Hand-Me-Down Bonanza
With the seasons changing, there’s a good chance that some of the kids—and adults, perhaps—in your family or friend group are in need of boots, sweaters, coats, and other cold weather clothes. Have everyone bring the clothes that they’ve outgrown or no longer wear, and hold a clothing swap before or after dinner, whenever there’s downtime.

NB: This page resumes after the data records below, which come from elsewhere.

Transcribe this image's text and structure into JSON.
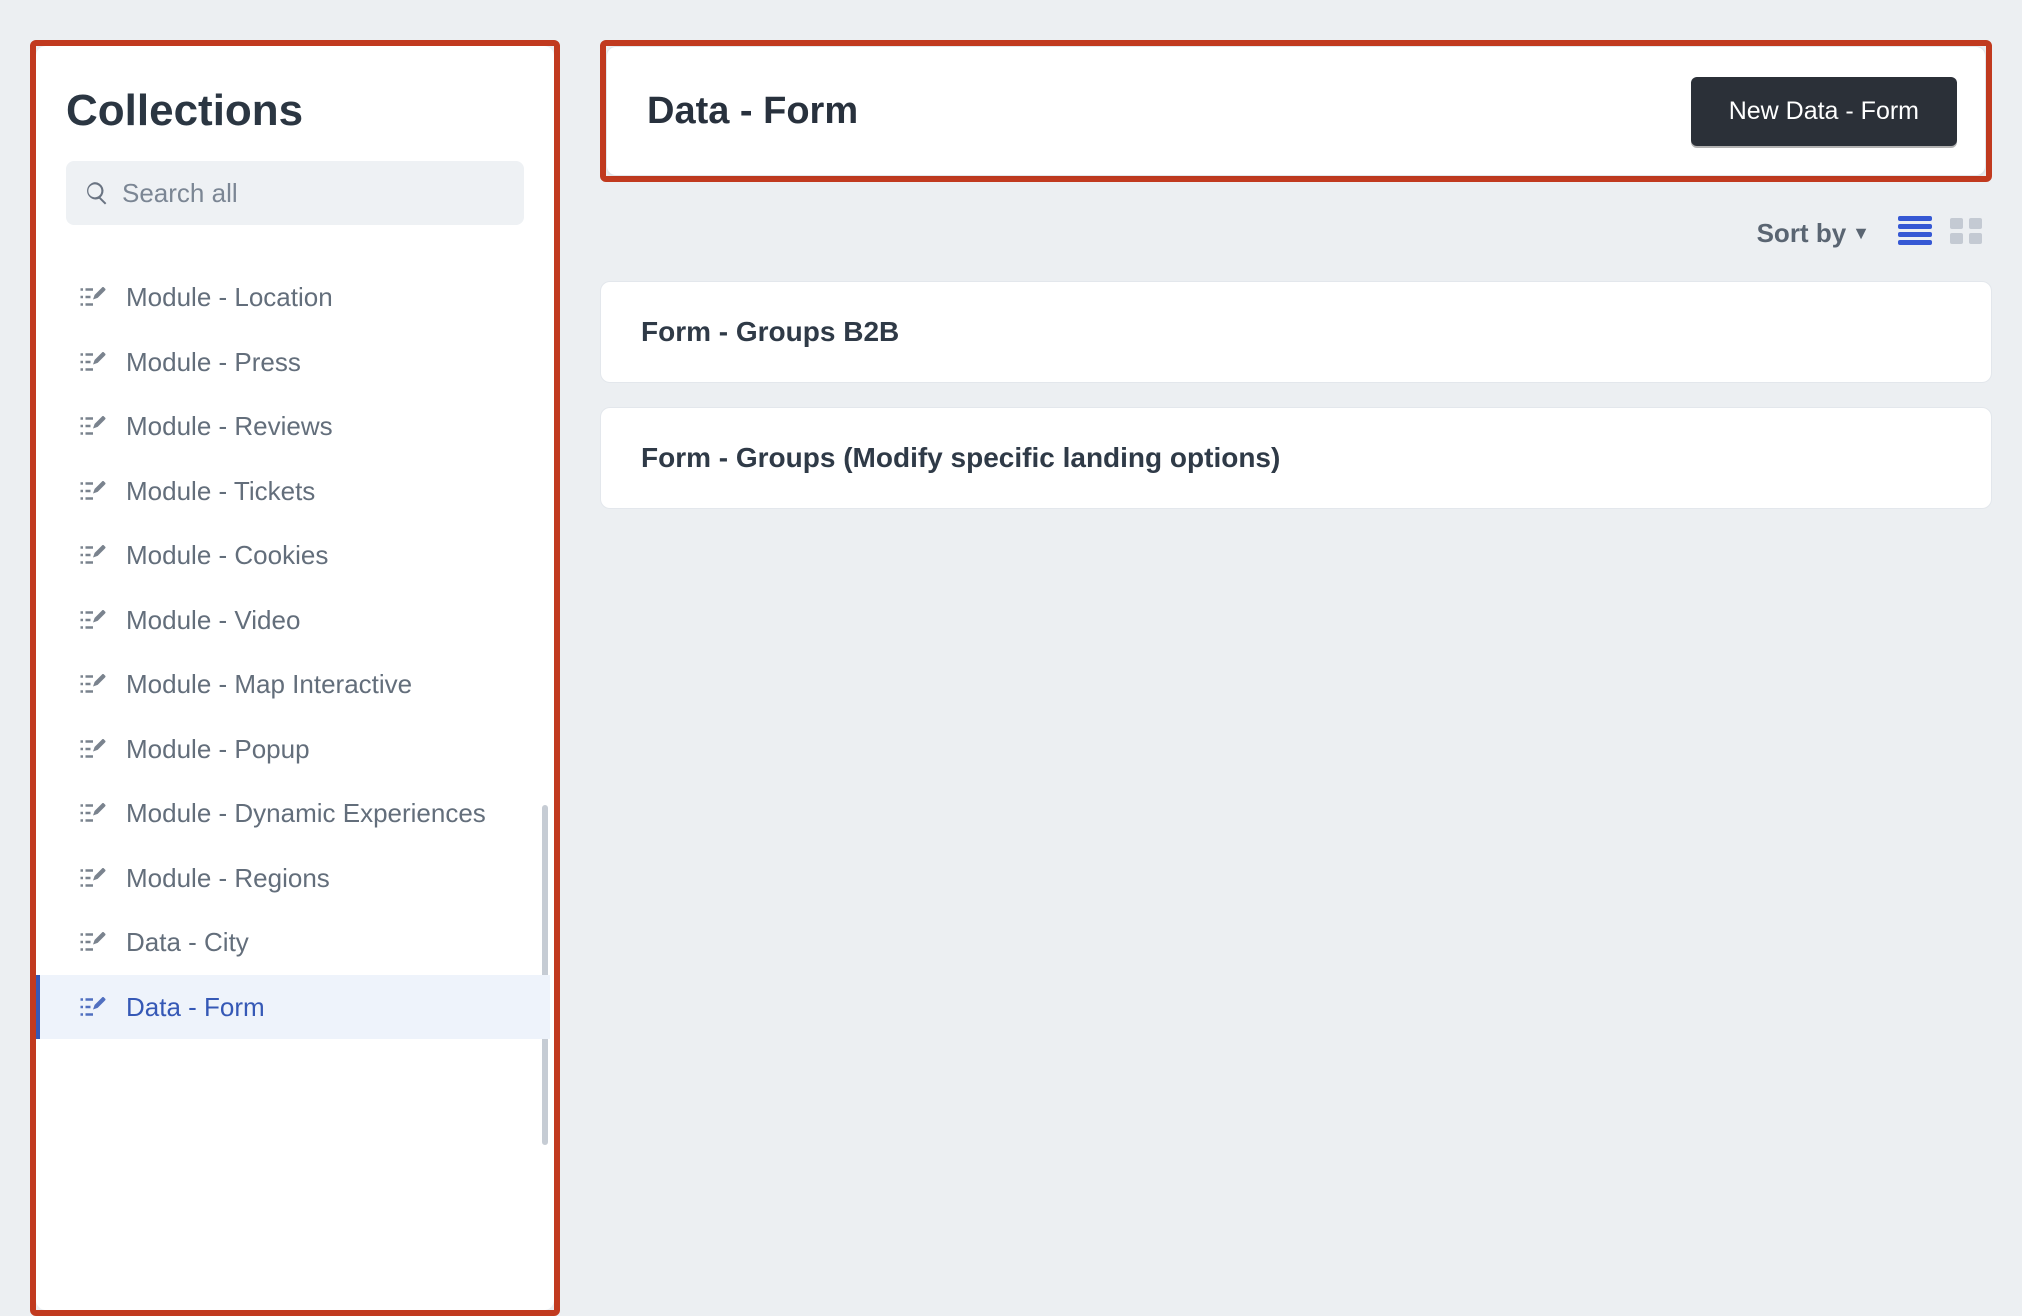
{
  "sidebar": {
    "title": "Collections",
    "search_placeholder": "Search all",
    "items": [
      {
        "label": "Module - Location",
        "active": false
      },
      {
        "label": "Module - Press",
        "active": false
      },
      {
        "label": "Module - Reviews",
        "active": false
      },
      {
        "label": "Module - Tickets",
        "active": false
      },
      {
        "label": "Module - Cookies",
        "active": false
      },
      {
        "label": "Module - Video",
        "active": false
      },
      {
        "label": "Module - Map Interactive",
        "active": false
      },
      {
        "label": "Module - Popup",
        "active": false
      },
      {
        "label": "Module - Dynamic Experiences",
        "active": false
      },
      {
        "label": "Module - Regions",
        "active": false
      },
      {
        "label": "Data - City",
        "active": false
      },
      {
        "label": "Data - Form",
        "active": true
      }
    ]
  },
  "header": {
    "title": "Data - Form",
    "new_button_label": "New Data - Form"
  },
  "toolbar": {
    "sort_by_label": "Sort by",
    "view_mode": "list"
  },
  "entries": [
    {
      "title": "Form - Groups B2B"
    },
    {
      "title": "Form - Groups (Modify specific landing options)"
    }
  ],
  "highlight_boxes": [
    "sidebar",
    "header"
  ]
}
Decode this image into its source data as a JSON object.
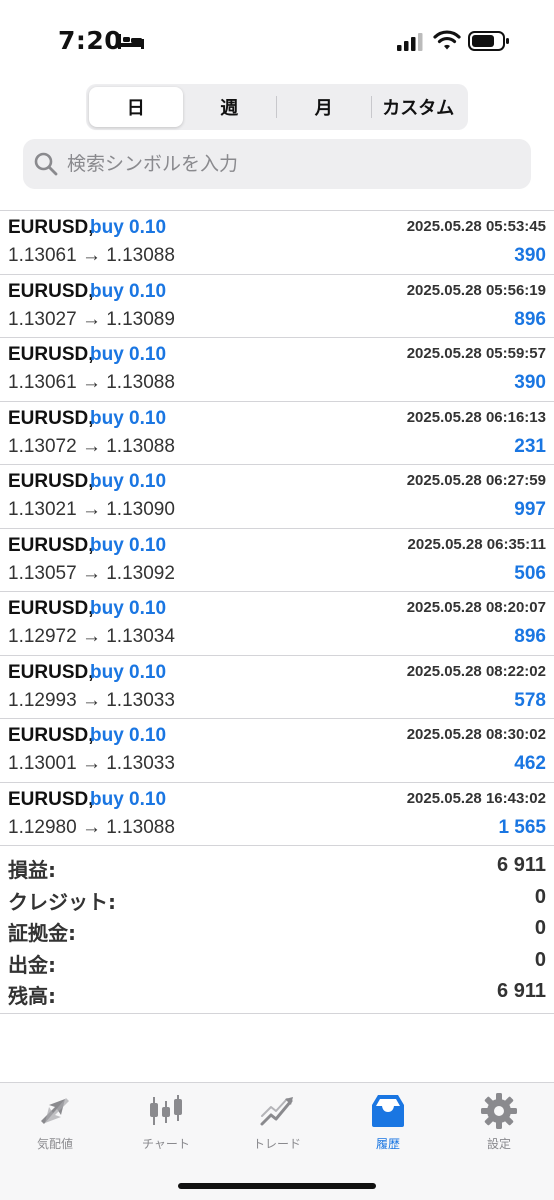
{
  "status_bar": {
    "time": "7:20"
  },
  "segments": [
    {
      "label": "日",
      "active": true
    },
    {
      "label": "週",
      "active": false
    },
    {
      "label": "月",
      "active": false
    },
    {
      "label": "カスタム",
      "active": false
    }
  ],
  "search": {
    "placeholder": "検索シンボルを入力"
  },
  "deals": [
    {
      "symbol": "EURUSD,",
      "side": "buy 0.10",
      "time": "2025.05.28 05:53:45",
      "prices": "1.13061 → 1.13088",
      "profit": "390"
    },
    {
      "symbol": "EURUSD,",
      "side": "buy 0.10",
      "time": "2025.05.28 05:56:19",
      "prices": "1.13027 → 1.13089",
      "profit": "896"
    },
    {
      "symbol": "EURUSD,",
      "side": "buy 0.10",
      "time": "2025.05.28 05:59:57",
      "prices": "1.13061 → 1.13088",
      "profit": "390"
    },
    {
      "symbol": "EURUSD,",
      "side": "buy 0.10",
      "time": "2025.05.28 06:16:13",
      "prices": "1.13072 → 1.13088",
      "profit": "231"
    },
    {
      "symbol": "EURUSD,",
      "side": "buy 0.10",
      "time": "2025.05.28 06:27:59",
      "prices": "1.13021 → 1.13090",
      "profit": "997"
    },
    {
      "symbol": "EURUSD,",
      "side": "buy 0.10",
      "time": "2025.05.28 06:35:11",
      "prices": "1.13057 → 1.13092",
      "profit": "506"
    },
    {
      "symbol": "EURUSD,",
      "side": "buy 0.10",
      "time": "2025.05.28 08:20:07",
      "prices": "1.12972 → 1.13034",
      "profit": "896"
    },
    {
      "symbol": "EURUSD,",
      "side": "buy 0.10",
      "time": "2025.05.28 08:22:02",
      "prices": "1.12993 → 1.13033",
      "profit": "578"
    },
    {
      "symbol": "EURUSD,",
      "side": "buy 0.10",
      "time": "2025.05.28 08:30:02",
      "prices": "1.13001 → 1.13033",
      "profit": "462"
    },
    {
      "symbol": "EURUSD,",
      "side": "buy 0.10",
      "time": "2025.05.28 16:43:02",
      "prices": "1.12980 → 1.13088",
      "profit": "1 565"
    }
  ],
  "summary": [
    {
      "label": "損益:",
      "value": "6 911"
    },
    {
      "label": "クレジット:",
      "value": "0"
    },
    {
      "label": "証拠金:",
      "value": "0"
    },
    {
      "label": "出金:",
      "value": "0"
    },
    {
      "label": "残高:",
      "value": "6 911"
    }
  ],
  "tabs": [
    {
      "label": "気配値",
      "icon": "quotes-icon",
      "active": false
    },
    {
      "label": "チャート",
      "icon": "candlestick-chart-icon",
      "active": false
    },
    {
      "label": "トレード",
      "icon": "trade-line-icon",
      "active": false
    },
    {
      "label": "履歴",
      "icon": "history-inbox-icon",
      "active": true
    },
    {
      "label": "設定",
      "icon": "gear-icon",
      "active": false
    }
  ],
  "colors": {
    "accent": "#1a76e2",
    "inactive": "#8a8a8e"
  }
}
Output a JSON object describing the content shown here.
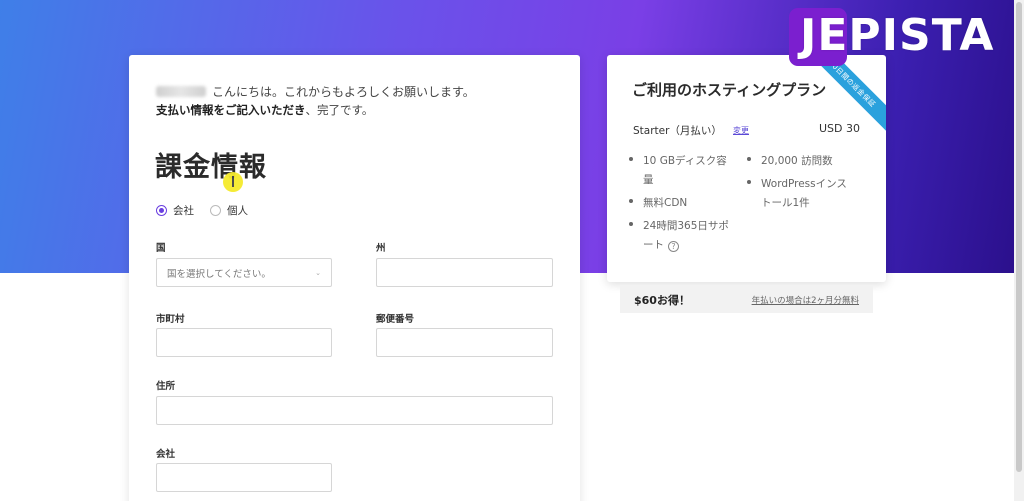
{
  "header": {
    "logo_text": "JEPISTA",
    "logo_color": "#7b1fcf",
    "gradient_colors": [
      "#3f7fe8",
      "#7a3fe6",
      "#2a0f8a"
    ]
  },
  "billing": {
    "greeting": "こんにちは。これからもよろしくお願いします。",
    "subline_bold": "支払い情報をご記入いただき",
    "subline_rest": "、完了です。",
    "title": "課金情報",
    "radio_options": [
      {
        "label": "会社",
        "checked": true
      },
      {
        "label": "個人",
        "checked": false
      }
    ],
    "fields": {
      "country": {
        "label": "国",
        "placeholder": "国を選択してください。"
      },
      "state": {
        "label": "州",
        "value": ""
      },
      "city": {
        "label": "市町村",
        "value": ""
      },
      "postal": {
        "label": "郵便番号",
        "value": ""
      },
      "address": {
        "label": "住所",
        "value": ""
      },
      "company": {
        "label": "会社",
        "value": ""
      }
    }
  },
  "plan": {
    "title": "ご利用のホスティングプラン",
    "ribbon": "30日間の返金保証",
    "name": "Starter（月払い）",
    "change_link": "変更",
    "price": "USD 30",
    "features_left": [
      {
        "lines": [
          "10 GBディスク容",
          "量"
        ]
      },
      {
        "lines": [
          "無料CDN"
        ]
      },
      {
        "lines": [
          "24時間365日サポ",
          "ート"
        ],
        "info": true
      }
    ],
    "features_right": [
      {
        "lines": [
          "20,000 訪問数"
        ]
      },
      {
        "lines": [
          "WordPressインス",
          "トール1件"
        ]
      }
    ],
    "accent_color": "#2aa1dd"
  },
  "savings": {
    "amount": "$60お得！",
    "note": "年払いの場合は2ヶ月分無料"
  }
}
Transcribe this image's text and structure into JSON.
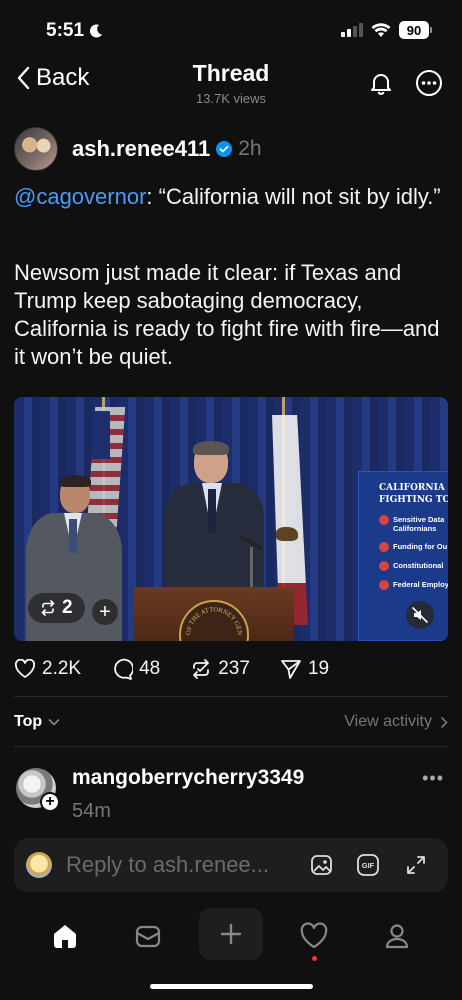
{
  "status_bar": {
    "time": "5:51",
    "battery": "90"
  },
  "nav": {
    "back_label": "Back",
    "title": "Thread",
    "views": "13.7K views"
  },
  "post": {
    "username": "ash.renee411",
    "time": "2h",
    "mention": "@cagovernor",
    "quote": ": “California will not sit by idly.”",
    "body": "Newsom just made it clear: if Texas and Trump keep sabotaging democracy, California is ready to fight fire with fire—and it won’t be quiet.",
    "media": {
      "banner_title_1": "CALIFORNIA D",
      "banner_title_2": "FIGHTING TO PR",
      "banner_items": [
        "Sensitive Data",
        "Californians",
        "Funding for Ou",
        "Constitutional",
        "Federal Employ"
      ],
      "seal_text": "OF THE ATTORNEY GENE",
      "repost_count": "2"
    },
    "stats": {
      "likes": "2.2K",
      "comments": "48",
      "reposts": "237",
      "shares": "19"
    }
  },
  "sort": {
    "label": "Top",
    "view_activity": "View activity"
  },
  "reply": {
    "username": "mangoberrycherry3349",
    "time": "54m"
  },
  "composer": {
    "placeholder": "Reply to ash.renee..."
  },
  "icons": {
    "back": "chevron-left-icon",
    "notifications": "bell-icon",
    "more": "more-circle-icon",
    "verified": "verified-badge-icon",
    "like": "heart-icon",
    "comment": "comment-icon",
    "repost": "repost-icon",
    "share": "send-icon",
    "tabs": [
      "home-icon",
      "inbox-icon",
      "plus-icon",
      "heart-icon",
      "profile-icon"
    ]
  },
  "colors": {
    "background": "#101010",
    "mention": "#4a9cf6",
    "verified": "#0095f6",
    "notification_dot": "#ff3040"
  }
}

This will help anyone in the family who might not have money for new clothes, and any unclaimed items can be donated to a homeless or domestic violence shelter.
Book Club
Not so much a proper book club as a book swap, but encouraging everyone to bring books they no longer need will certainly encourage lots of bookish conversation. This tradition could be especially helpful for quiet, bookworm kids who only see each other once a year for Thanksgiving. Trading books will give them something to talk about, and reading books together is the perfect cozy, companionable, low-key after-dinner activity.
Ornaments Workshop
If your family celebrates a winter holiday that involves ornaments, set the kids—and adults!—up after dinner with ornament fixins. This could be Shrinky Dinks and colored pencils, air-dry clay, fillable ornaments and wintery dollar store ephemera, or even just paper and markers. The kids will take all the ornaments they made home at the end of the night, and parents will be saved from having to come up with something their kids can give as holiday gifts.
Everyone Bring A Game
It’s easy to get sick of your own board games (or the games at the host’s house—my family played my grandparents’ 1980 edition of Trivial Pursuit every holiday for decades!), so mix things up by encouraging your guests to all bring a game to play. This will help to keep the kids entertained and will provide fun for those uninterested in football (if your Friends Not Football initiative fails). In this scenario, everyone will take their games home at the end of the night, but you could also consider bringing your favorite board game as a host/hostess gift.
Recipe Swap
If you’re hosting a potluck, ask your guests to bring copies of the recipe(s) for the dish(es) they’re sharing; let them know approximately how many guests you’re expecting so they know how many copies to bring. After dessert, swap recipes—everyone goes home with basically a sweet little cookbook!
What are your favorite Thanksgiving traditions? Is there one you’d like to start?